Apesar da aparência externa do cumprimento islâmico, o regime de Erdogan representa uma traição total dos valores fundamentais islâmicos. Estes valores fundamentais não têm a ver com um estilo de indumentária ou o uso de frases religiosas. Eles incluem o respeito pelo estado de direito e pela independência da magistratura, responsabilidade pelos governantes e preservação de direitos e liberdades inalienáveis de cada cidadão. O recente contratempo na experiência democrática turca não se deve à aderência a estes valores islâmicos, mas devido à sua traição.

A sociedade turca mantém-se notavelmente heterogénea. Sunitas ou alevitas, turcos, curdos ou de outras etnias, muçulmanos ou não muçulmanos e de estilo de vida de concordância religiosa ou secular, os cidadãos turcos aderem a diversas e diferentes ideologias, filosofias e crenças. Numa sociedade assim, o esforço para tornar toda a gente igual é igualmente fútil e desrespeitoso para a humanidade.
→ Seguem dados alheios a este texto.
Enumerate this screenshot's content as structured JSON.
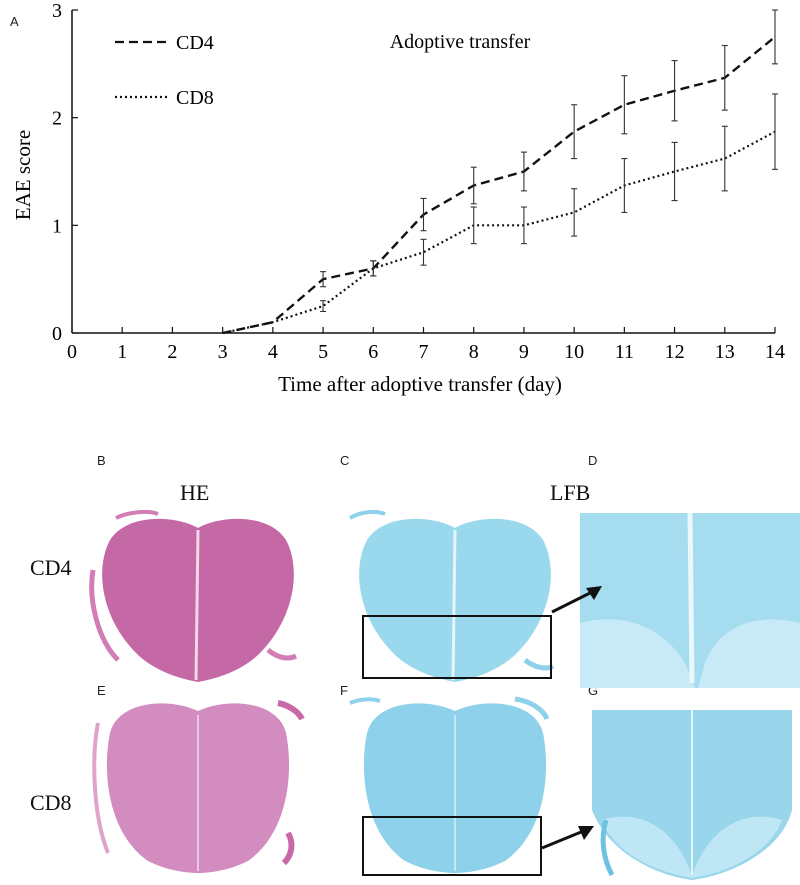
{
  "panels": {
    "A": "A",
    "B": "B",
    "C": "C",
    "D": "D",
    "E": "E",
    "F": "F",
    "G": "G"
  },
  "histology": {
    "col_titles": {
      "he": "HE",
      "lfb": "LFB"
    },
    "row_labels": {
      "cd4": "CD4",
      "cd8": "CD8"
    },
    "colors": {
      "he": "#c0609e",
      "lfb": "#8fd4ea"
    }
  },
  "chart_data": {
    "type": "line",
    "title": "Adoptive transfer",
    "xlabel": "Time after adoptive transfer (day)",
    "ylabel": "EAE score",
    "xlim": [
      0,
      14
    ],
    "ylim": [
      0,
      3
    ],
    "x_ticks": [
      "0",
      "1",
      "2",
      "3",
      "4",
      "5",
      "6",
      "7",
      "8",
      "9",
      "10",
      "11",
      "12",
      "13",
      "14"
    ],
    "y_ticks": [
      "0",
      "1",
      "2",
      "3"
    ],
    "grid": false,
    "legend_position": "upper-left",
    "x": [
      3,
      4,
      5,
      6,
      7,
      8,
      9,
      10,
      11,
      12,
      13,
      14
    ],
    "series": [
      {
        "name": "CD4",
        "style": "dashed",
        "values": [
          0,
          0.1,
          0.5,
          0.6,
          1.1,
          1.37,
          1.5,
          1.87,
          2.12,
          2.25,
          2.37,
          2.75
        ],
        "errors": [
          0,
          0,
          0.07,
          0.07,
          0.15,
          0.17,
          0.18,
          0.25,
          0.27,
          0.28,
          0.3,
          0.25
        ]
      },
      {
        "name": "CD8",
        "style": "dotted",
        "values": [
          0,
          0.1,
          0.25,
          0.6,
          0.75,
          1.0,
          1.0,
          1.12,
          1.37,
          1.5,
          1.62,
          1.87
        ],
        "errors": [
          0,
          0,
          0.05,
          0.07,
          0.12,
          0.17,
          0.17,
          0.22,
          0.25,
          0.27,
          0.3,
          0.35
        ]
      }
    ]
  }
}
Formas de governo participativas ou democráticas onde nenhum grupo, maioria ou minoria, domina os outros é a única forma de governo viável para uma população tão diversa. O mesmo pode ser dito para a Síria, Iraque e outros países vizinhos na região.

Na Turquia ou em qualquer outro lado, governantes autoritários têm explorado as diferenças entre a sociedade para polarizar vários grupos uns contra os outros e manter o seu domínio. Quaisquer que sejam as suas crenças ou visões do mundo, os cidadãos devem unir-se em prol das liberdades e direitos humanos universais e oporem-se democraticamente àqueles que violam esses direitos.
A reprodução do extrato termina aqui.